In the face of the economic consequences of globalisation combined with the aftermath of the economic crash, what has been the response? Have we looked back at the last time something similar occurred in the 1920s and 30s, learnt the lessons and applied new thinking? Sadly the answer appears to be a resounding “NO!” The call now, as then, is to tighten borders, repel immigrants, apply tariffs to imports and turn inwards to ourselves. For evidence we need look no further than Donald Trump’s attacks on China and threat to apply tariffs to imports. Trump is the modern day flag carrier for isolationism. We should not need reminding where the politics of blame and envy led the world in the 1930s.
The reality is that ever since men and women first stood up and looked around we have migrated around the globe and societies have grown richer from trading. The British Empire grew on the back of trade – “the flag followed trade” – I well remember from school day geography lessons. Trade enriches us both personally and culturally. Our place as one of the richest countries on the planet owes itself to the foundations laid in the 19th century. A United States more unified after the Civil War of the 1860s industrialised and took its place on the world stage. China has done likewise since the 1980s.
If the world does not trade, individual countries become poorer and, of course, so do its citizens. Since its economic reforms of the 1990s, Vietnam has moved from having over half its population living in poverty and not being able to feed itself to now being a net exporter of rice.
How should progressives respond to the rise of the far right, isolationism and restrictions on trade aimed at boosting home markets?
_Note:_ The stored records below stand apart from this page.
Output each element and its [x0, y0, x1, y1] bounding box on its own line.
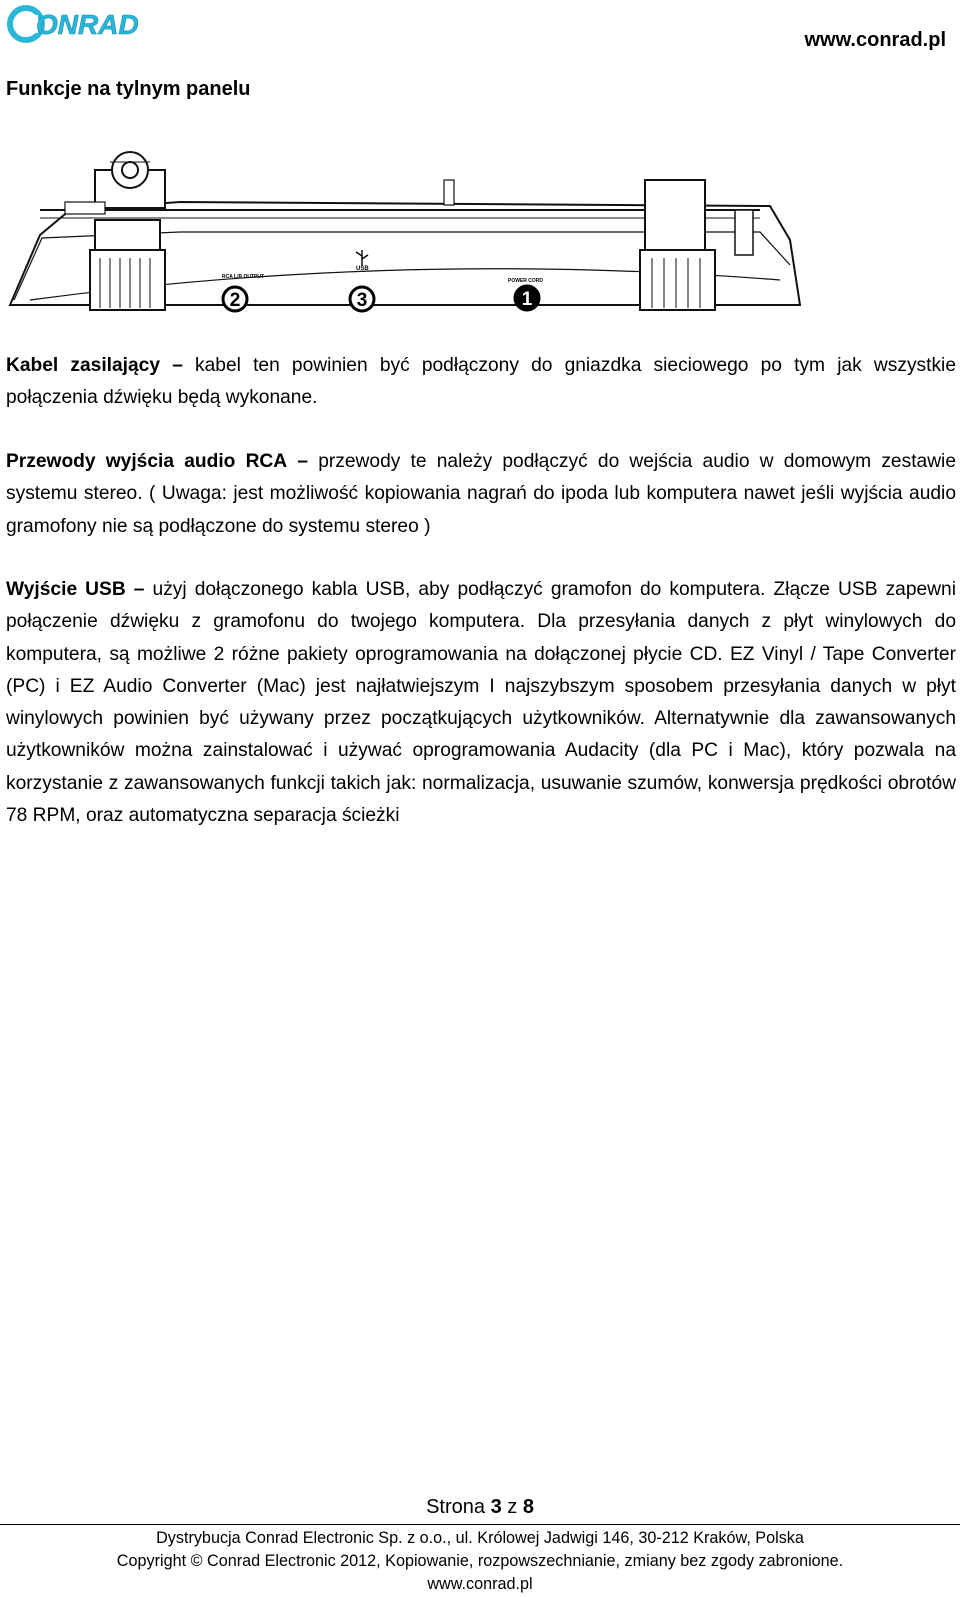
description-rca-output: przewody te należy podłączyć do wejścia audio w domowym zestawie systemu stereo. ( Uwaga: jest możliwość kopiowania nagrań do ipoda lub komputera nawet jeśli wyjścia audio gramofony nie są podłączone do systemu stereo ) — [6, 451, 956, 537]
term-power-cord: Kabel zasilający — [6, 355, 161, 376]
svg-text:2: 2 — [229, 290, 241, 311]
term-rca-output: Przewody wyjścia audio RCA — [6, 451, 288, 472]
callout-1 — [515, 286, 539, 310]
svg-text:3: 3 — [356, 290, 368, 311]
page-number: Strona 3 z 8 — [426, 1496, 534, 1518]
conrad-logo — [6, 3, 166, 45]
footer-copyright: Copyright © Conrad Electronic 2012, Kopiowanie, rozpowszechnianie, zmiany bez zgody zabronione. — [116, 1552, 844, 1570]
callout-2 — [223, 287, 247, 311]
paragraph-rca-output — [6, 446, 956, 543]
description-usb-output: użyj dołączonego kabla USB, aby podłączyć gramofon do komputera. Złącze USB zapewni połączenie dźwięku z gramofonu do twojego komputera. Dla przesyłania danych z płyt winylowych do komputera, są możliwe 2 różne pakiety oprogramowania na dołączonej płycie CD. EZ Vinyl / Tape Converter (PC) i EZ Audio Converter (Mac) jest najłatwiejszym I najszybszym sposobem przesyłania danych w płyt winylowych powinien być używany przez początkujących użytkowników. Alternatywnie dla zawansowanych użytkowników można zainstalować i używać oprogramowania Audacity (dla PC i Mac), który pozwala na korzystanie z zawansowanych funkcji takich jak: normalizacja, usuwanie szumów, konwersja prędkości obrotów 78 RPM, oraz automatyczna separacja ścieżki — [6, 579, 956, 827]
paragraph-power-cord — [6, 350, 956, 415]
power-cord-label: POWER CORD — [508, 278, 543, 284]
current-page: 3 — [490, 1496, 502, 1518]
term-usb-output: Wyjście USB — [6, 579, 126, 600]
paragraph-usb-output — [6, 574, 956, 832]
dash: – — [297, 451, 309, 472]
dash: – — [133, 579, 145, 600]
footer-divider — [0, 1524, 960, 1525]
turntable-rear-panel-diagram — [0, 140, 815, 330]
svg-text:1: 1 — [521, 289, 533, 310]
usb-label: USB — [356, 266, 369, 272]
footer-distribution: Dystrybucja Conrad Electronic Sp. z o.o., ul. Królowej Jadwigi 146, 30-212 Kraków, Polska — [156, 1529, 804, 1547]
description-power-cord: kabel ten powinien być podłączony do gniazdka sieciowego po tym jak wszystkie połączenia dźwięku będą wykonane. — [6, 355, 956, 409]
footer-url[interactable]: www.conrad.pl — [427, 1575, 533, 1593]
site-url[interactable]: www.conrad.pl — [804, 29, 946, 51]
section-title: Funkcje na tylnym panelu — [6, 78, 251, 100]
callout-3 — [350, 287, 374, 311]
total-pages: 8 — [522, 1496, 534, 1518]
svg-text:ONRAD: ONRAD — [36, 9, 139, 40]
dash: – — [172, 355, 183, 376]
rca-output-label: RCA L/R OUTPUT — [222, 274, 265, 280]
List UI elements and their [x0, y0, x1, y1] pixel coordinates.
How should we also respond to the xenophobia, fear, hate and discrimination that are the markers of isolationism? Well, not by joining in or marketing a watered down version, that’s for sure.
Progressives should be promoting the benefits to economies and workers that comes from expanding markets through international trade. Just think of the benefits if a British company invented an easy to install conversion kit that changed the 7 million mopeds in Ho Chi Minh City from petrol driven to electrical power. Less pollution, lower running costs, etc.
While making trade more difficult by the imposition of tariffs may look attractive on the surface, there is no evidence home markets can compensate.
However, the left should be arguing that we cannot return to “business as usual”. There needs to be a stronger social and cultural influence on trade negotiations. There should be a focus on fairer tax regimes, particularly corporation tax, and explicit undertakings by governments expressed as part of trade deals that there will be a dividend for the whole of society in the form of skills training for life, improved housing, infrastructure investment and more equal wage structures. The government needs to be clearer about society’s dividend from striking trade deals. Trade deals are not just for the benefit of wealthy investors, shareholders and large corporations.
Progressives need to be honest with communities but at the same time be giving them hope by making commitments on infrastructure improvements and new work opportunities. It is just deceitful to hold out the prospect of coal mines, mills and factories reopening. What can work is building design and manufacturing around “added value” goods and services.
While the right looks to the failed and potentially dangerous solutions of the past the progressive left should be re-defining and promoting a new notion of “responsible capitalism” built on hope, opportunity and aspiration and attacking prejudice and social injustice. For the Labour Party this means truly becoming the party of work and workers and being willing to work positively in partnership with business.